Peradaban manusia dalam pandangan Al Kindy dan Ibn Khaldun, terikat oleh kemampuannya menjalan­kan fungsi ke­khalifan, termasuk atas alam. Karena­nya, di­perlukan sains, tek­nologi, industri, manajemen, dan per­niagaan, yang mampu memberi nilai lebih atas hasil olah­an alam, sekaligus memberi­kan kemampuan kepada manusia memelihara dan menjamin sustaina­bilitas alam itu sendiri.

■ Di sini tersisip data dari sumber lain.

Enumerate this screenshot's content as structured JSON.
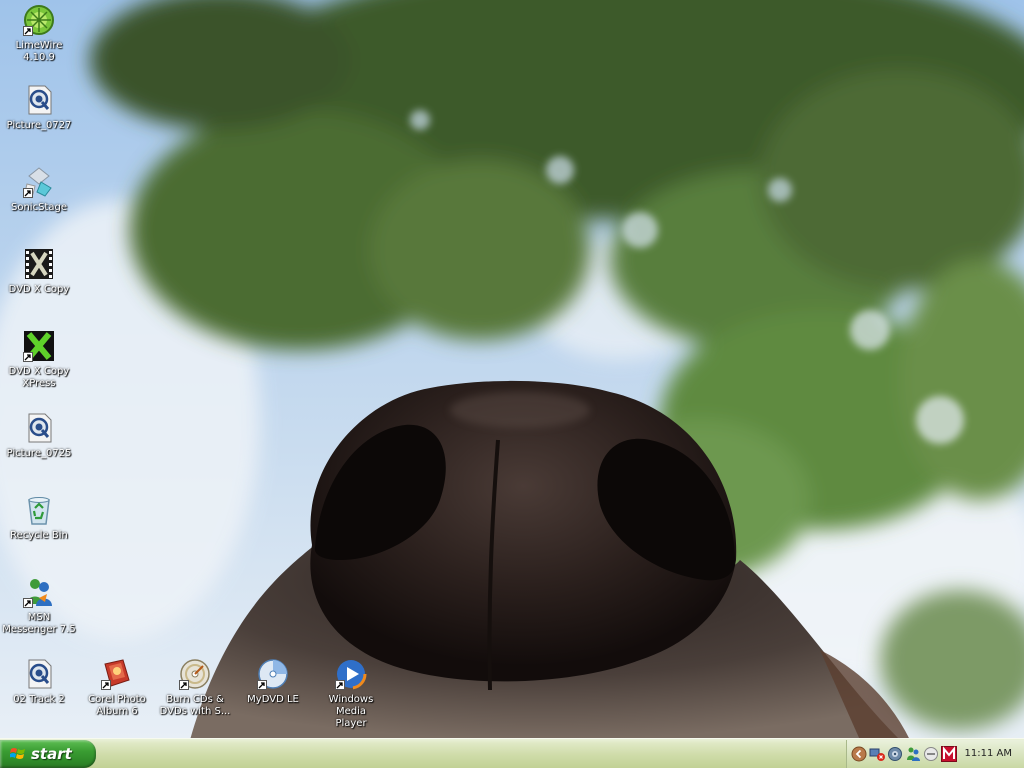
{
  "desktop": {
    "icons": [
      {
        "label": "LimeWire\n4.10.9",
        "icon": "limewire-icon",
        "shortcut": true
      },
      {
        "label": "Picture_0727",
        "icon": "quicktime-file-icon",
        "shortcut": false
      },
      {
        "label": "SonicStage",
        "icon": "sonicstage-icon",
        "shortcut": true
      },
      {
        "label": "DVD X Copy",
        "icon": "dvd-x-copy-icon",
        "shortcut": false
      },
      {
        "label": "DVD X Copy\nXPress",
        "icon": "dvd-x-copy-xpress-icon",
        "shortcut": true
      },
      {
        "label": "Picture_0725",
        "icon": "quicktime-file-icon",
        "shortcut": false
      },
      {
        "label": "Recycle Bin",
        "icon": "recycle-bin-icon",
        "shortcut": false
      },
      {
        "label": "MSN\nMessenger 7.5",
        "icon": "msn-messenger-icon",
        "shortcut": true
      },
      {
        "label": "02 Track 2",
        "icon": "quicktime-file-icon",
        "shortcut": false
      },
      {
        "label": "Corel Photo\nAlbum 6",
        "icon": "corel-photo-album-icon",
        "shortcut": true
      },
      {
        "label": "Burn CDs &\nDVDs with S...",
        "icon": "burn-cd-icon",
        "shortcut": true
      },
      {
        "label": "MyDVD LE",
        "icon": "mydvd-icon",
        "shortcut": true
      },
      {
        "label": "Windows Media\nPlayer",
        "icon": "windows-media-player-icon",
        "shortcut": true
      }
    ]
  },
  "taskbar": {
    "start_label": "start",
    "tray_icons": [
      "tray-expand-icon",
      "network-alert-icon",
      "volume-icon",
      "msn-tray-icon",
      "messenger-tray-icon",
      "mcafee-icon"
    ],
    "clock": "11:11 AM"
  },
  "colors": {
    "taskbar": "#d4deb0",
    "start_button": "#3a9d32",
    "icon_label": "#ffffff"
  }
}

Dalam keyakinan bangsa Kildan yang berper­adab­an se­masa dengan bangsa Mesir, korelasi manusia dengan alam, dan keharusan manusia memberi nilai tambah dan memeli­hara alam, bergantung kepada tiga unsur utama. Yakni: Anu, sebagai penguasa utama, yang berada dalam tataran ‘dunia di atas’. Anu diyakini se­bagai kreator yang menguasai Anail atau Bal, dan Ija.

Anail atau Bal, yang bersemayam di ‘dunia tengah’, dan bertugas mencipta alam semesta, dan se­kaligus se­bagai sumber ilmu pengetahuan untuk menge­lola alam bagi ke­maslahatan hidup manusia. Sedangkan Ija, di­turunkan ke bumi, hidup se­bagai manusia di ‘dunia di bawah’, yang ber­tugas mengembang­kan ilmu penge­tahu­an, itu menjadi tekno­logi dan aneka jenis per­­adaban manusia. Ija memandu langsung manusia, bagai­mana me­ngolah sumberdaya alam untuk mencapai kemakmur­an manusia.

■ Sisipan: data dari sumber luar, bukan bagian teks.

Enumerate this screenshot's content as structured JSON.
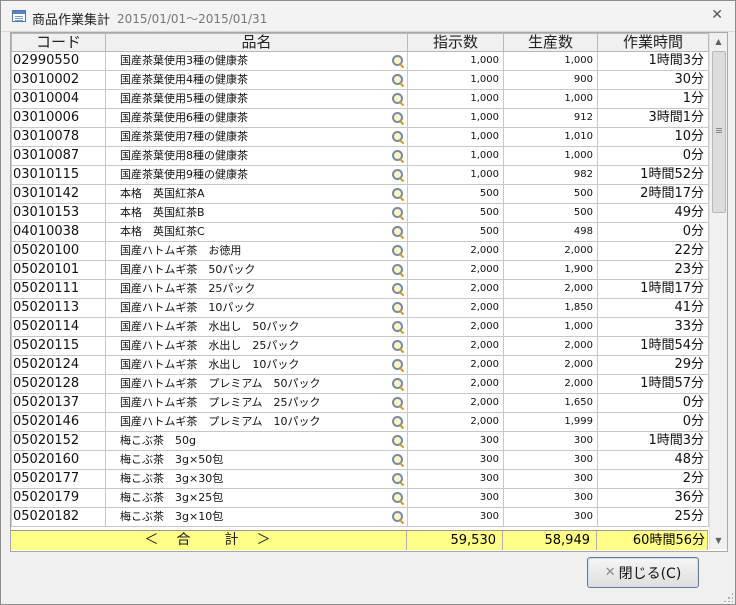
{
  "window": {
    "title": "商品作業集計",
    "date_range": "2015/01/01〜2015/01/31"
  },
  "table": {
    "columns": [
      "コード",
      "品名",
      "指示数",
      "生産数",
      "作業時間"
    ],
    "rows": [
      {
        "code": "02990550",
        "name": "国産茶葉使用3種の健康茶",
        "shiji": "1,000",
        "seisan": "1,000",
        "time": "1時間3分"
      },
      {
        "code": "03010002",
        "name": "国産茶葉使用4種の健康茶",
        "shiji": "1,000",
        "seisan": "900",
        "time": "30分"
      },
      {
        "code": "03010004",
        "name": "国産茶葉使用5種の健康茶",
        "shiji": "1,000",
        "seisan": "1,000",
        "time": "1分"
      },
      {
        "code": "03010006",
        "name": "国産茶葉使用6種の健康茶",
        "shiji": "1,000",
        "seisan": "912",
        "time": "3時間1分"
      },
      {
        "code": "03010078",
        "name": "国産茶葉使用7種の健康茶",
        "shiji": "1,000",
        "seisan": "1,010",
        "time": "10分"
      },
      {
        "code": "03010087",
        "name": "国産茶葉使用8種の健康茶",
        "shiji": "1,000",
        "seisan": "1,000",
        "time": "0分"
      },
      {
        "code": "03010115",
        "name": "国産茶葉使用9種の健康茶",
        "shiji": "1,000",
        "seisan": "982",
        "time": "1時間52分"
      },
      {
        "code": "03010142",
        "name": "本格　英国紅茶A",
        "shiji": "500",
        "seisan": "500",
        "time": "2時間17分"
      },
      {
        "code": "03010153",
        "name": "本格　英国紅茶B",
        "shiji": "500",
        "seisan": "500",
        "time": "49分"
      },
      {
        "code": "04010038",
        "name": "本格　英国紅茶C",
        "shiji": "500",
        "seisan": "498",
        "time": "0分"
      },
      {
        "code": "05020100",
        "name": "国産ハトムギ茶　お徳用",
        "shiji": "2,000",
        "seisan": "2,000",
        "time": "22分"
      },
      {
        "code": "05020101",
        "name": "国産ハトムギ茶　50パック",
        "shiji": "2,000",
        "seisan": "1,900",
        "time": "23分"
      },
      {
        "code": "05020111",
        "name": "国産ハトムギ茶　25パック",
        "shiji": "2,000",
        "seisan": "2,000",
        "time": "1時間17分"
      },
      {
        "code": "05020113",
        "name": "国産ハトムギ茶　10パック",
        "shiji": "2,000",
        "seisan": "1,850",
        "time": "41分"
      },
      {
        "code": "05020114",
        "name": "国産ハトムギ茶　水出し　50パック",
        "shiji": "2,000",
        "seisan": "1,000",
        "time": "33分"
      },
      {
        "code": "05020115",
        "name": "国産ハトムギ茶　水出し　25パック",
        "shiji": "2,000",
        "seisan": "2,000",
        "time": "1時間54分"
      },
      {
        "code": "05020124",
        "name": "国産ハトムギ茶　水出し　10パック",
        "shiji": "2,000",
        "seisan": "2,000",
        "time": "29分"
      },
      {
        "code": "05020128",
        "name": "国産ハトムギ茶　プレミアム　50パック",
        "shiji": "2,000",
        "seisan": "2,000",
        "time": "1時間57分"
      },
      {
        "code": "05020137",
        "name": "国産ハトムギ茶　プレミアム　25パック",
        "shiji": "2,000",
        "seisan": "1,650",
        "time": "0分"
      },
      {
        "code": "05020146",
        "name": "国産ハトムギ茶　プレミアム　10パック",
        "shiji": "2,000",
        "seisan": "1,999",
        "time": "0分"
      },
      {
        "code": "05020152",
        "name": "梅こぶ茶　50g",
        "shiji": "300",
        "seisan": "300",
        "time": "1時間3分"
      },
      {
        "code": "05020160",
        "name": "梅こぶ茶　3g×50包",
        "shiji": "300",
        "seisan": "300",
        "time": "48分"
      },
      {
        "code": "05020177",
        "name": "梅こぶ茶　3g×30包",
        "shiji": "300",
        "seisan": "300",
        "time": "2分"
      },
      {
        "code": "05020179",
        "name": "梅こぶ茶　3g×25包",
        "shiji": "300",
        "seisan": "300",
        "time": "36分"
      },
      {
        "code": "05020182",
        "name": "梅こぶ茶　3g×10包",
        "shiji": "300",
        "seisan": "300",
        "time": "25分"
      }
    ]
  },
  "totals": {
    "label": "＜　合　　計　＞",
    "shiji": "59,530",
    "seisan": "58,949",
    "time": "60時間56分"
  },
  "buttons": {
    "close_label": "閉じる(C)"
  }
}
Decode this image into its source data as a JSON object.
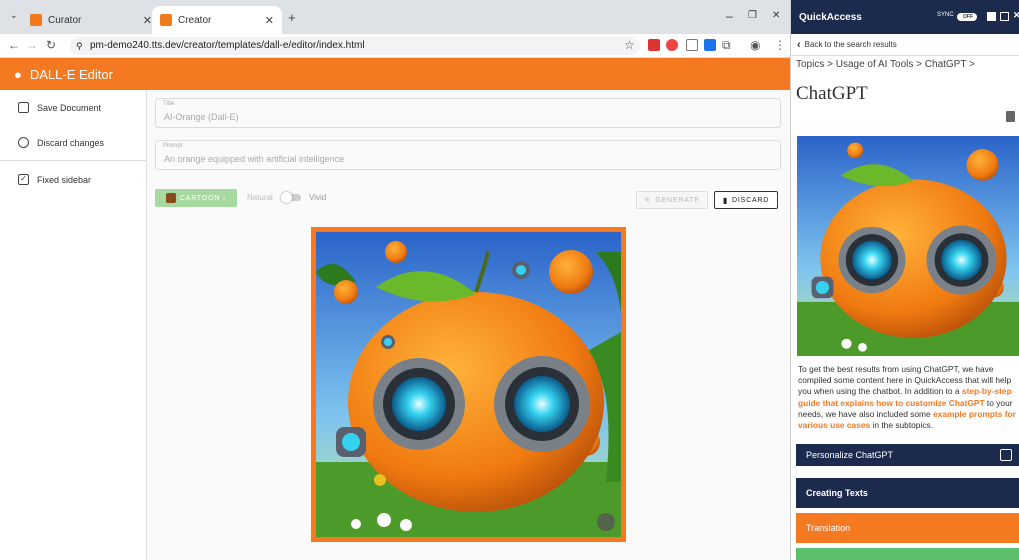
{
  "browser": {
    "tabs": [
      {
        "label": "Curator",
        "active": false
      },
      {
        "label": "Creator",
        "active": true
      }
    ],
    "url": "pm-demo240.tts.dev/creator/templates/dall-e/editor/index.html"
  },
  "app": {
    "title": "DALL-E Editor",
    "accent": "#f47920"
  },
  "sidebar": {
    "items": [
      {
        "label": "Save Document",
        "icon": "save-icon"
      },
      {
        "label": "Discard changes",
        "icon": "cancel-icon"
      },
      {
        "label": "Fixed sidebar",
        "icon": "checkbox-icon"
      }
    ]
  },
  "form": {
    "title_label": "Title",
    "title_value": "AI-Orange (Dall-E)",
    "prompt_label": "Prompt",
    "prompt_value": "An orange equipped with artificial intelligence",
    "style_button": "CARTOON ›",
    "toggle_left": "Natural",
    "toggle_right": "Vivid",
    "generate": "GENERATE",
    "discard": "DISCARD"
  },
  "quickaccess": {
    "title": "QuickAccess",
    "sync": "SYNC",
    "sync_state": "OFF",
    "back": "Back to the search results",
    "breadcrumb": "Topics > Usage of AI Tools > ChatGPT >",
    "heading": "ChatGPT",
    "text_1": "To get the best results from using ChatGPT, we have compiled some content here in QuickAccess that will help you when using the chatbot. In addition to a ",
    "link_1": "step-by-step guide that explains how to customize ChatGPT",
    "text_2": " to your needs, we have also included some ",
    "link_2": "example prompts for various use cases",
    "text_3": " in the subtopics.",
    "topics": [
      {
        "label": "Personalize ChatGPT",
        "color": "#1c2a4d"
      },
      {
        "label": "Creating Texts",
        "color": "#1c2a4d"
      },
      {
        "label": "Translation",
        "color": "#f47920"
      }
    ]
  }
}
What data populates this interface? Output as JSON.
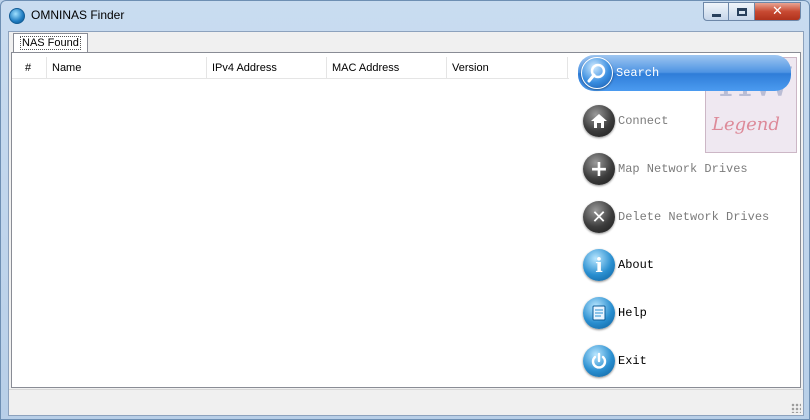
{
  "window": {
    "title": "OMNINAS Finder"
  },
  "tabs": [
    {
      "label": "NAS Found"
    }
  ],
  "table": {
    "columns": [
      "#",
      "Name",
      "IPv4 Address",
      "MAC Address",
      "Version"
    ],
    "rows": []
  },
  "actions": [
    {
      "label": "Search",
      "icon": "search-icon",
      "state": "active"
    },
    {
      "label": "Connect",
      "icon": "home-icon",
      "state": "disabled"
    },
    {
      "label": "Map Network Drives",
      "icon": "plus-icon",
      "state": "disabled"
    },
    {
      "label": "Delete Network Drives",
      "icon": "x-icon",
      "state": "disabled"
    },
    {
      "label": "About",
      "icon": "info-icon",
      "state": "enabled"
    },
    {
      "label": "Help",
      "icon": "book-icon",
      "state": "enabled"
    },
    {
      "label": "Exit",
      "icon": "power-icon",
      "state": "enabled"
    }
  ],
  "logo": {
    "top_text": "HW",
    "bottom_text": "Legend"
  },
  "colors": {
    "accent": "#2f7dd8",
    "close": "#c84a32"
  }
}
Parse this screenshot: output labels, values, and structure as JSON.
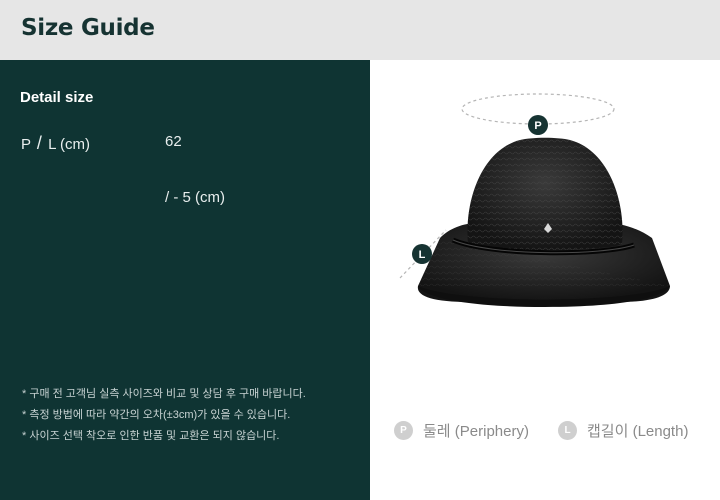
{
  "header": {
    "title": "Size Guide"
  },
  "detail": {
    "title": "Detail size",
    "label_p": "P",
    "label_slash": "/",
    "label_l": "L (cm)",
    "value": "62",
    "tolerance": "/ - 5 (cm)"
  },
  "notes": [
    "* 구매 전 고객님 실측 사이즈와 비교 및 상담 후 구매 바랍니다.",
    "* 측정 방법에 따라 약간의 오차(±3cm)가 있을 수 있습니다.",
    "* 사이즈 선택 착오로 인한 반품 및 교환은 되지 않습니다."
  ],
  "diagram": {
    "marker_p": "P",
    "marker_l": "L"
  },
  "legend": [
    {
      "badge": "P",
      "text": "둘레 (Periphery)"
    },
    {
      "badge": "L",
      "text": "캡길이 (Length)"
    }
  ],
  "colors": {
    "header_bg": "#e6e6e6",
    "panel_bg": "#0f3433",
    "title_text": "#163332",
    "marker": "#163332"
  }
}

Filsafat dan pemikiran bangsa Khildan ini, mirip dengan keyakinan dan berkembang di lingkungan ber­bagai suku bangsa di Indonesia. Paling tidak, seperti ter­cermin di banyak legenda dan mitos, yang kemudian ber­kembang ber­sama perkembangan sastra lisan.

Ke­semua­nya, memperkaya pemahaman kita untuk mencer­mati dan menyikapi dengan sek­sama, bagaimana kearif­an dan ke­cerdasan lokal masyarakat kita menempatkan alam dengan segenap potensi sumberdaya-alam yang dimiliki­nya, dalam keseluruhan konstelasi pemikir­an, bu­daya, dan peradaban yang terus berkembang.

Termasuk, misalnya, bagaimana semestinya me­mahami dan mewujudkan tanggungjawab sosial kita dalam memberi nilai tambah dan memelihara alam. Dari keseluruh­an pemikir­an di atas, sebenarnya kita sampai ke­pada pe­mahaman: Tuhan menciptakan alam untuk di­budidayakan sehingga bernilai tambah pada suatu kurun waktu tertentu bagi kesejahteraan manusia, yang adil, se­panjang masa itu.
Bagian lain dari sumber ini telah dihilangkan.